Neben der AG "Grundsatz" gibt es noch zehn weitere solcher Gruppen zu Themen wie Struktur und Social Media, aber auch zu Diversity und Sicherheit. Wer mitarbeiten wolle, der könne sich einfach an die Delegierten der jeweiligen Ortsvereine wenden, sagt Weber. Diese Delegierten würden basisdemokratisch gewählt. Bei der Gründung einer neuen Ortsgruppe sei es aber anfangs zumeist der Gründer, sagt Prinz. Die Delegierten wählen sich jeden Sonntag in eine Telefonkonferenz ein, um Themen zu besprechen.
Natürlich seien nicht immer alle bei diesen Konferenzen dabei. Denn alle, das wären über 400 Delegierte. So viele Ortsgruppen gibt es nämlich mittlerweile.
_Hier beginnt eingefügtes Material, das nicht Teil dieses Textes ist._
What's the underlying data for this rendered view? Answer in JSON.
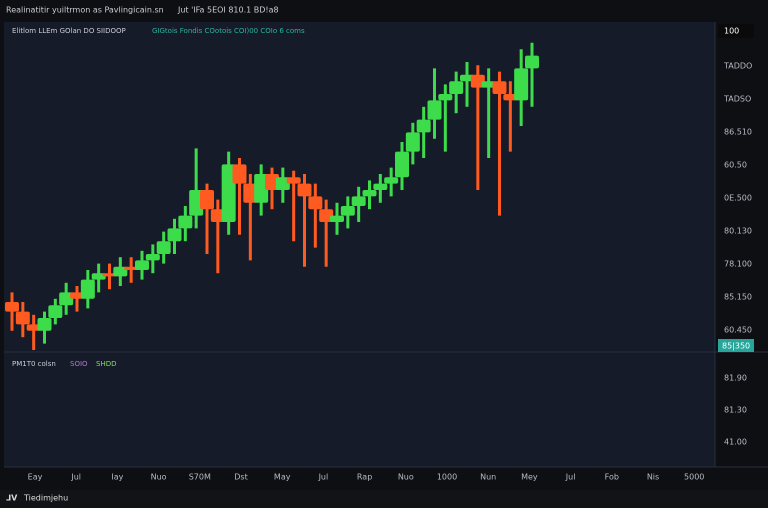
{
  "header": {
    "title": "Realinatitir yuiltrmon as Pavlingicain.sn",
    "info": "Jut 'IFa 5EOI 810.1 BD!a8"
  },
  "legend": {
    "symbol": "Elitlom LLEm GOlan  DO  SIIDOOP",
    "studies": "GIGtois  Fondis  COotois  COI)00  COIo 6 coms"
  },
  "price_axis": {
    "top_box": "100",
    "labels": [
      "TADDO",
      "TADSO",
      "86.510",
      "60.50",
      "0E.500",
      "80.130",
      "78.100",
      "85.150",
      "60.450"
    ],
    "last_box": "85|350"
  },
  "volume_pane": {
    "label": "PM1T0 colsn",
    "value_a": "SOIO",
    "value_b": "SHDD",
    "labels": [
      "81.90",
      "81.30",
      "41.00"
    ]
  },
  "time_axis": {
    "labels": [
      "Eay",
      "Jul",
      "Iay",
      "Nuo",
      "S70M",
      "Dst",
      "May",
      "Jul",
      "Rap",
      "Nuo",
      "1000",
      "Nun",
      "Mey",
      "Jul",
      "Fob",
      "Nis",
      "5000"
    ]
  },
  "footer": {
    "brand": "Tiedimjehu"
  },
  "candles": {
    "up_color": "#3ddc4a",
    "down_color": "#ff5a1f",
    "open": [
      15,
      12,
      8,
      6,
      10,
      14,
      18,
      16,
      22,
      24,
      23,
      26,
      25,
      28,
      30,
      34,
      38,
      42,
      50,
      44,
      40,
      58,
      52,
      46,
      55,
      50,
      54,
      52,
      48,
      44,
      40,
      42,
      45,
      48,
      50,
      52,
      54,
      62,
      68,
      72,
      78,
      80,
      84,
      86,
      82,
      84,
      80,
      78,
      88
    ],
    "high": [
      18,
      15,
      11,
      12,
      16,
      21,
      20,
      25,
      27,
      27,
      29,
      29,
      31,
      33,
      37,
      41,
      45,
      63,
      52,
      47,
      62,
      60,
      55,
      58,
      57,
      57,
      56,
      55,
      52,
      47,
      46,
      48,
      51,
      53,
      55,
      57,
      65,
      71,
      76,
      88,
      83,
      87,
      90,
      89,
      88,
      87,
      84,
      94,
      96
    ],
    "low": [
      6,
      4,
      0,
      2,
      8,
      11,
      12,
      13,
      18,
      19,
      20,
      21,
      22,
      24,
      27,
      30,
      34,
      38,
      30,
      24,
      36,
      36,
      28,
      42,
      44,
      46,
      34,
      26,
      32,
      26,
      36,
      38,
      40,
      44,
      46,
      48,
      50,
      58,
      60,
      66,
      62,
      74,
      76,
      50,
      60,
      42,
      62,
      70,
      76
    ],
    "close": [
      12,
      8,
      6,
      10,
      14,
      18,
      16,
      22,
      24,
      23,
      26,
      25,
      28,
      30,
      34,
      38,
      42,
      50,
      44,
      40,
      58,
      52,
      46,
      55,
      50,
      54,
      52,
      48,
      44,
      40,
      42,
      45,
      48,
      50,
      52,
      54,
      62,
      68,
      72,
      78,
      80,
      84,
      86,
      82,
      84,
      80,
      78,
      88,
      92
    ]
  }
}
Eine deutschlandweite Gruppe sowie Gruppen für die einzelnen Bundesländer sind da noch gar nicht mitgezählt. Alle haben mindestens eine Whatsapp- oder Telegram-Gruppe. In manchen Städten, so wie etwa in München, gebe es sogar elf solcher Chatgruppen, sagt Weber. Der Grund: In einer Gruppe können bei Whatsapp nicht mehr als 256 Mitglieder gleichzeitig sein.
"Fridays for Future" ist als Schülerbewegung gestartet, mittlerweile sind aber auch viele Studenten aktiv. "Students for Future" wolle man trotzdem nicht gründen, sagt Weber. Es sei vielmehr wichtig, noch mehr Menschen zu erreichen - ungeachtet ihres Bildungsgrades oder Alters. In der Zusammenarbeit merke man häufig sowieso gar nicht, ob man sich mit einem 14-Jährigen oder einer 26-Jährigen unterhalte, so Weber.
Aktuell kann die Bewegung bis zu 25 000 Menschen in einer Stadt mobilisieren. So viele waren es zuletzt in Berlin vor zwei Wochen, als sich Greta Thunberg der freitäglichen Demonstration anschloss. Weber ist klar, dass es so viele nicht dauerhaft sein werden. Trotzdem ist sie zuversichtlich, dass die Bewegung nicht bis Ende des Jahres eingeschlafen sein wird - nicht in Deutschland, nicht in Europa und auch nicht weltweit. "Wir werden dafür sorgen, dass die Europawahl eine Klimawahl wird", sagt Weber. Neben der Wahl im Mai bereite man sich zudem auf die UN-Klimakonferenz in Chile im Dezember vor. "Jetzt ist unsere Chance", sagt Weber.